其次,对于字符串的查找可以使用更高效的Boyer-Moore算法。
最后,我决定使用非托管代码实现,这样的话效率是最高的。
工程搭建.
从IIS7开始,非托管Module从以前的ISAPI变成了C++ Module, 首先下载
IIS7 Native API (C++) Starter Kit
HRESULT
__stdcall
RegisterModule(
DWORD dwServerVersion,
IHttpModuleRegistrationInfo * pModuleInfo,
IHttpServer * pHttpServer
)
{
HRESULT hr = S_OK;
CPostProcessHttpModuleFactory * pFactory = NULL;
if ( pModuleInfo == NULL || pHttpServer == NULL )
{
hr = HRESULT_FROM_WIN32( ERROR_INVALID_PARAMETER );
goto Finished;
}
// step 1: save the IHttpServer and the module context id for future use
g_pModuleContext = pModuleInfo->GetId();
g_pHttpServer = pHttpServer;
// step 2: create the module factory
pFactory = new CPostProcessHttpModuleFactory();
if ( pFactory == NULL )
{
hr = HRESULT_FROM_WIN32( ERROR_NOT_ENOUGH_MEMORY );
goto Finished;
}
// step 3: register for server events
// TODO: register for more server events here
hr = pModuleInfo->SetRequestNotifications( pFactory, /* module factory */
RQ_SEND_RESPONSE /* server event mask */,
0 /* server post event mask */);
if ( FAILED( hr ) )
{
goto Finished;
}
pFactory = NULL;
Finished:
if ( pFactory != NULL )
{
delete pFactory;
pFactory = NULL;
}
return hr;
}
其中最重要的是 SetRequestNotifications 的调用,它注册需要处理的事件。

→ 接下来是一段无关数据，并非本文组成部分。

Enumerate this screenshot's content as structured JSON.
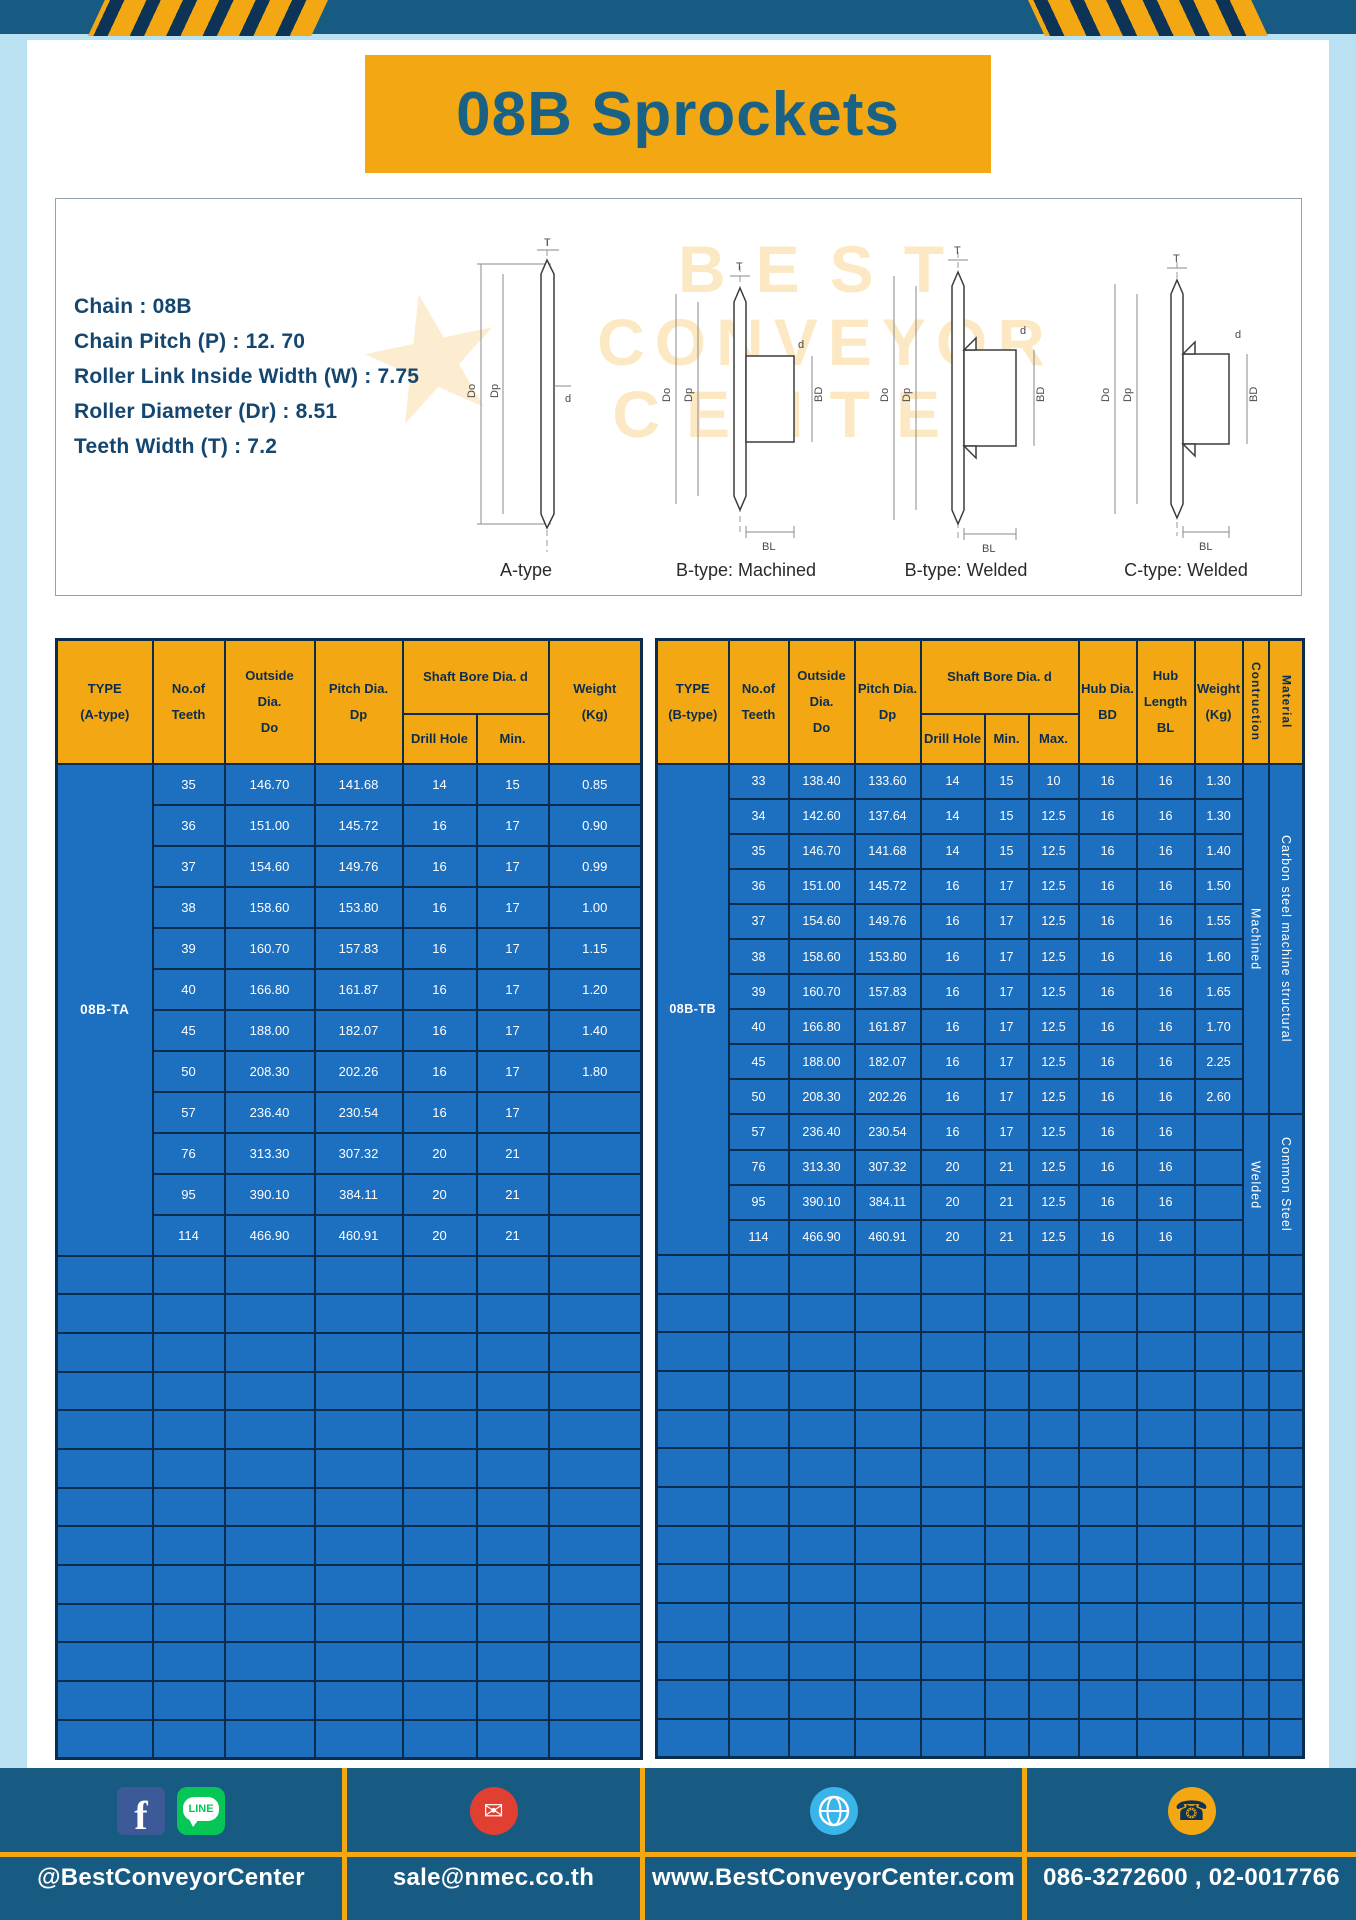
{
  "colors": {
    "accent_yellow": "#f3a712",
    "dark_blue": "#175a82",
    "table_blue": "#1d70c0",
    "navy": "#0b2d4d",
    "page_light_blue": "#b9e1f1"
  },
  "header": {
    "title": "08B Sprockets"
  },
  "specs": {
    "lines": [
      "Chain  :  08B",
      "Chain Pitch (P)  :  12. 70",
      "Roller Link Inside Width (W)  :  7.75",
      "Roller Diameter (Dr)  :  8.51",
      "Teeth Width (T)  :  7.2"
    ]
  },
  "diagrams": {
    "labels": [
      "A-type",
      "B-type: Machined",
      "B-type: Welded",
      "C-type: Welded"
    ],
    "dims": {
      "T": "T",
      "Do": "Do",
      "Dp": "Dp",
      "d": "d",
      "BD": "BD",
      "BL": "BL"
    },
    "watermark": {
      "line1": "BEST",
      "line2": "CONVEYOR",
      "line3": "CENTER",
      "star": "★"
    }
  },
  "left_table": {
    "headers": {
      "type": "TYPE\n(A-type)",
      "teeth": "No.of\nTeeth",
      "outside": "Outside\nDia.\nDo",
      "pitch": "Pitch Dia.\nDp",
      "shaft": "Shaft Bore Dia. d",
      "drill": "Drill Hole",
      "min": "Min.",
      "weight": "Weight\n(Kg)"
    },
    "type_value": "08B-TA",
    "rows": [
      [
        "35",
        "146.70",
        "141.68",
        "14",
        "15",
        "0.85"
      ],
      [
        "36",
        "151.00",
        "145.72",
        "16",
        "17",
        "0.90"
      ],
      [
        "37",
        "154.60",
        "149.76",
        "16",
        "17",
        "0.99"
      ],
      [
        "38",
        "158.60",
        "153.80",
        "16",
        "17",
        "1.00"
      ],
      [
        "39",
        "160.70",
        "157.83",
        "16",
        "17",
        "1.15"
      ],
      [
        "40",
        "166.80",
        "161.87",
        "16",
        "17",
        "1.20"
      ],
      [
        "45",
        "188.00",
        "182.07",
        "16",
        "17",
        "1.40"
      ],
      [
        "50",
        "208.30",
        "202.26",
        "16",
        "17",
        "1.80"
      ],
      [
        "57",
        "236.40",
        "230.54",
        "16",
        "17",
        ""
      ],
      [
        "76",
        "313.30",
        "307.32",
        "20",
        "21",
        ""
      ],
      [
        "95",
        "390.10",
        "384.11",
        "20",
        "21",
        ""
      ],
      [
        "114",
        "466.90",
        "460.91",
        "20",
        "21",
        ""
      ]
    ],
    "empty_row_count": 13
  },
  "right_table": {
    "headers": {
      "type": "TYPE\n(B-type)",
      "teeth": "No.of\nTeeth",
      "outside": "Outside\nDia.\nDo",
      "pitch": "Pitch Dia.\nDp",
      "shaft": "Shaft Bore Dia. d",
      "drill": "Drill Hole",
      "min": "Min.",
      "max": "Max.",
      "hub_dia": "Hub Dia.\nBD",
      "hub_len": "Hub\nLength\nBL",
      "weight": "Weight\n(Kg)",
      "construction": "Contruction",
      "material": "Material"
    },
    "type_value": "08B-TB",
    "rows": [
      [
        "33",
        "138.40",
        "133.60",
        "14",
        "15",
        "10",
        "16",
        "16",
        "1.30"
      ],
      [
        "34",
        "142.60",
        "137.64",
        "14",
        "15",
        "12.5",
        "16",
        "16",
        "1.30"
      ],
      [
        "35",
        "146.70",
        "141.68",
        "14",
        "15",
        "12.5",
        "16",
        "16",
        "1.40"
      ],
      [
        "36",
        "151.00",
        "145.72",
        "16",
        "17",
        "12.5",
        "16",
        "16",
        "1.50"
      ],
      [
        "37",
        "154.60",
        "149.76",
        "16",
        "17",
        "12.5",
        "16",
        "16",
        "1.55"
      ],
      [
        "38",
        "158.60",
        "153.80",
        "16",
        "17",
        "12.5",
        "16",
        "16",
        "1.60"
      ],
      [
        "39",
        "160.70",
        "157.83",
        "16",
        "17",
        "12.5",
        "16",
        "16",
        "1.65"
      ],
      [
        "40",
        "166.80",
        "161.87",
        "16",
        "17",
        "12.5",
        "16",
        "16",
        "1.70"
      ],
      [
        "45",
        "188.00",
        "182.07",
        "16",
        "17",
        "12.5",
        "16",
        "16",
        "2.25"
      ],
      [
        "50",
        "208.30",
        "202.26",
        "16",
        "17",
        "12.5",
        "16",
        "16",
        "2.60"
      ],
      [
        "57",
        "236.40",
        "230.54",
        "16",
        "17",
        "12.5",
        "16",
        "16",
        ""
      ],
      [
        "76",
        "313.30",
        "307.32",
        "20",
        "21",
        "12.5",
        "16",
        "16",
        ""
      ],
      [
        "95",
        "390.10",
        "384.11",
        "20",
        "21",
        "12.5",
        "16",
        "16",
        ""
      ],
      [
        "114",
        "466.90",
        "460.91",
        "20",
        "21",
        "12.5",
        "16",
        "16",
        ""
      ]
    ],
    "construction_groups": [
      {
        "label": "Machined",
        "span": 10
      },
      {
        "label": "Welded",
        "span": 4
      }
    ],
    "material_groups": [
      {
        "label": "Carbon steel  machine  structural",
        "span": 10
      },
      {
        "label": "Common  Steel",
        "span": 4
      }
    ],
    "empty_row_count": 13
  },
  "footer": {
    "glyphs": {
      "facebook": "f",
      "line": "LINE",
      "email": "✉",
      "phone": "☎"
    },
    "sections": [
      {
        "label": "@BestConveyorCenter"
      },
      {
        "label": "sale@nmec.co.th"
      },
      {
        "label": "www.BestConveyorCenter.com"
      },
      {
        "label": "086-3272600 , 02-0017766"
      }
    ]
  }
}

这里你需要了解在integrated pipeline模式下 各事件的含义及触发顺序。因为需要修改返回,注册对 RQ_SEND_RESPONSE消息的侦听就可以了。
然后在CHttpModule的派生类中,重载OnSendResponse方法
class CPostProcessHttpModule : public CHttpModule
{
public:
REQUEST_NOTIFICATION_STATUS
OnSendResponse(
IN IHttpContext * pHttpContext,
IN ISendResponseProvider * pProvider
);
private:
BOOL StringStartsWith(LPCSTR szText, LPCSTR szPrefix, int nMaxLength = 1024000);
};
REQUEST_NOTIFICATION_STATUS
CPostProcessHttpModule::OnSendResponse(
IN IHttpContext * pHttpContext,
IN ISendResponseProvider * pProvider
)
{
UNREFERENCED_PARAMETER( pHttpContext );
UNREFERENCED_PARAMETER( pProvider );
return RQ_NOTIFICATION_CONTINUE;
}
工程到这里就搭建完成了
安装与卸载
%systemroot%\system32\inetsrv\APPCMD.EXE install module /name:HtmlPostProcessModule /image:G:\IISPostProcessModule\bin\PostProcessModule_x64.dll /add:false
/image: dll的绝对路径
在Modules中,点击Configure Native Modules, 在弹出窗口中,勾上刚安装的module,这样就可以了。
如果要卸载,可以使用如下命令
%systemroot%\system32\inetsrv\APPCMD.EXE uninstall module HtmlPostProcessModule
其中HtmlPostProcessModule是安装的时候给的module name.
获得HTTP返回
当服务器返回请求的时候,OnSendResponse函数会被调用。通过下面的代码可以遍历所有的chunk
REQUEST_NOTIFICATION_STATUS
CPostProcessHttpModule::OnSendResponse(
IN IHttpContext * pHttpContext,
IN ISendResponseProvider * pProvider
){
IHttpResponse * pHttpResponse = pHttpContext->GetResponse();
if( pHttpContext ){
HTTP_RESPONSE *pResponseStruct = pHttpResponse->GetRawHttpResponse();
if (pResponseStruct){
for( int i = 0; i < pResponseStruct->EntityChunkCount; i++) {
HTTP_DATA_CHUNK pChunk = &(pResponseStruct->pEntityChunks[i]);
if( pChunk->DataChunkType == HttpDataChunkFromMemory ){
}
// TODO :
}
}
}
}
需要注意的事,实际上ChunkType分很多种,这里只处理了Memory类型的,如果要处理静态文件或者缓存类型的,应该加入相应的代码处理
typedef enum _HTTP_DATA_CHUNK_TYPE
{
HttpDataChunkFromMemory,
HttpDataChunkFromFileHandle,
HttpDataChunkFromFragmentCache,
HttpDataChunkFromFragmentCacheEx,
HttpDataChunkMaximum
} HTTP_DATA_CHUNK_TYPE, *PHTTP_DATA_CHUNK_TYPE;
查找目标字符串
对目标字符串采用最高效的BM算法查找,boost准标准库中已经有现成的实现了,直接用即可。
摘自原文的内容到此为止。